Pola koleksi Yes saya yang berkisar pada era klasik Yes (1971-1976) mengalami perubahan signifikan ketika di penghujung 90an saya membeli (lagi-lagi di pasar Cihapit) Yes Greatest Hits keluaran King’s Records (yang kemudian dikenal sebagai label perilis kompilasi tembang kenangan) yang bersampul album Tormato yang pada waktu itu belum saya punya. Saya membeli Greatest Hits itu terutama karena banyak lagu yang berasal dari album-album Yes di akhir 70an dan awal 80an yang pada waktu itu sulit dicari (atau mungkin saya yang kurang getol mencari). Saya pun berkenalan dengan “Going for the One” (dari album Going for the One), “Madrigal” (dari Tormato), dan yang paling penting “Does It Really Happen” dari album Drama. “Does It Really Happen” adalah lagu terakhir di muka dua dalam kompilasi Greatest Hits itu, dan saya selalu senang bukan main dan puas sepuas-puasnya ketika menutup pemutaran kaset Greatest Hits itu dengan “Does It Really Happen.” Dari “Does It Really Happen” pula saya menelusuri bahwa Jon Anderson dan Rick Wakeman sempat keluar dari Yes setelah album Tormato dirilis. Duet The Buggles, Trevor Horn dan Geoff Downes, kemudian menggantikan mereka berdua, lalu kemudian jadilah album Yes pertama (kala itu masih album Yes satu-satunya) tanpa suara Jon Anderson. Saya pun kala itu baru tahu juga bahwa “Video Killed the Radio Star” adalah hit pertama The Buggles dan videonya adalah video musik pertama yang ditayangkan MTV (sebagai remaja akhir 90an saya selalu menyangka “Video Killed the Radio Star” adalah lagu band alternatip The President of the United States of America).

Perjalanan dari “Video Killed the Radio Star” The Buggles ke “Does It Really Happen” Yes adalah seperti perjalanan dari bumi ke orbit, musykil tapi logis.

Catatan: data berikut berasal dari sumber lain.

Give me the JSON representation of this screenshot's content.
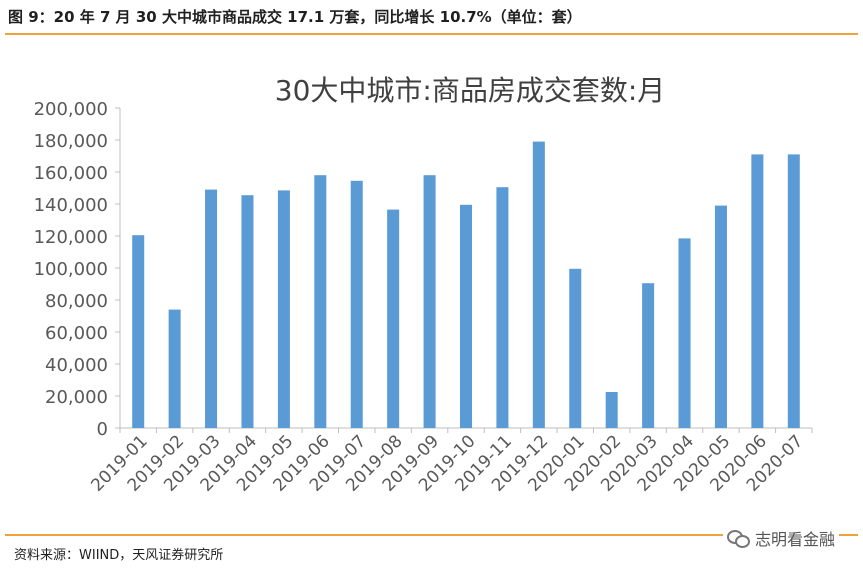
{
  "figure": {
    "caption": "图 9：20 年 7 月 30 大中城市商品成交 17.1 万套，同比增长 10.7%（单位：套）",
    "source": "资料来源：WIIND，天风证券研究所",
    "watermark": "志明看金融",
    "watermark_icon": "wechat-icon"
  },
  "chart_data": {
    "type": "bar",
    "title": "30大中城市:商品房成交套数:月",
    "xlabel": "",
    "ylabel": "",
    "ylim": [
      0,
      200000
    ],
    "yticks": [
      0,
      20000,
      40000,
      60000,
      80000,
      100000,
      120000,
      140000,
      160000,
      180000,
      200000
    ],
    "ytick_labels": [
      "0",
      "20,000",
      "40,000",
      "60,000",
      "80,000",
      "100,000",
      "120,000",
      "140,000",
      "160,000",
      "180,000",
      "200,000"
    ],
    "grid": false,
    "legend": "none",
    "bar_color": "#5b9bd5",
    "categories": [
      "2019-01",
      "2019-02",
      "2019-03",
      "2019-04",
      "2019-05",
      "2019-06",
      "2019-07",
      "2019-08",
      "2019-09",
      "2019-10",
      "2019-11",
      "2019-12",
      "2020-01",
      "2020-02",
      "2020-03",
      "2020-04",
      "2020-05",
      "2020-06",
      "2020-07"
    ],
    "values": [
      120500,
      74000,
      149000,
      145500,
      148500,
      158000,
      154500,
      136500,
      158000,
      139500,
      150500,
      179000,
      99500,
      22500,
      90500,
      118500,
      139000,
      171000,
      171000
    ]
  }
}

Di situ saya menemukan perpaduan dua generasi, dua era yang berkelindan dengan mesra. Saya menemukan bahwa Trevor Horn dan Geoff Downes adalah dua musisi dan pencipta musik jempolan, bukan semata “one hit wonder” dan bukan hanya sesumbar bahwa mereka adalah penggemar Yes sejati. Trevor Horn tentu saja bukan Jon Anderson yang suaranya gemerincing lonceng kahyangan. Geoff Downes juga bukan keyboard wizard yang permainannya cerewet seperti Rick Wakeman. Kendati demikian, kepribadian cair yang mereka suntikkan ke dalam Yes telah membawa perubahan dalam musik Yes, yang nantinya akan mempengaruhi arah musik band ini selama dekade 1980an.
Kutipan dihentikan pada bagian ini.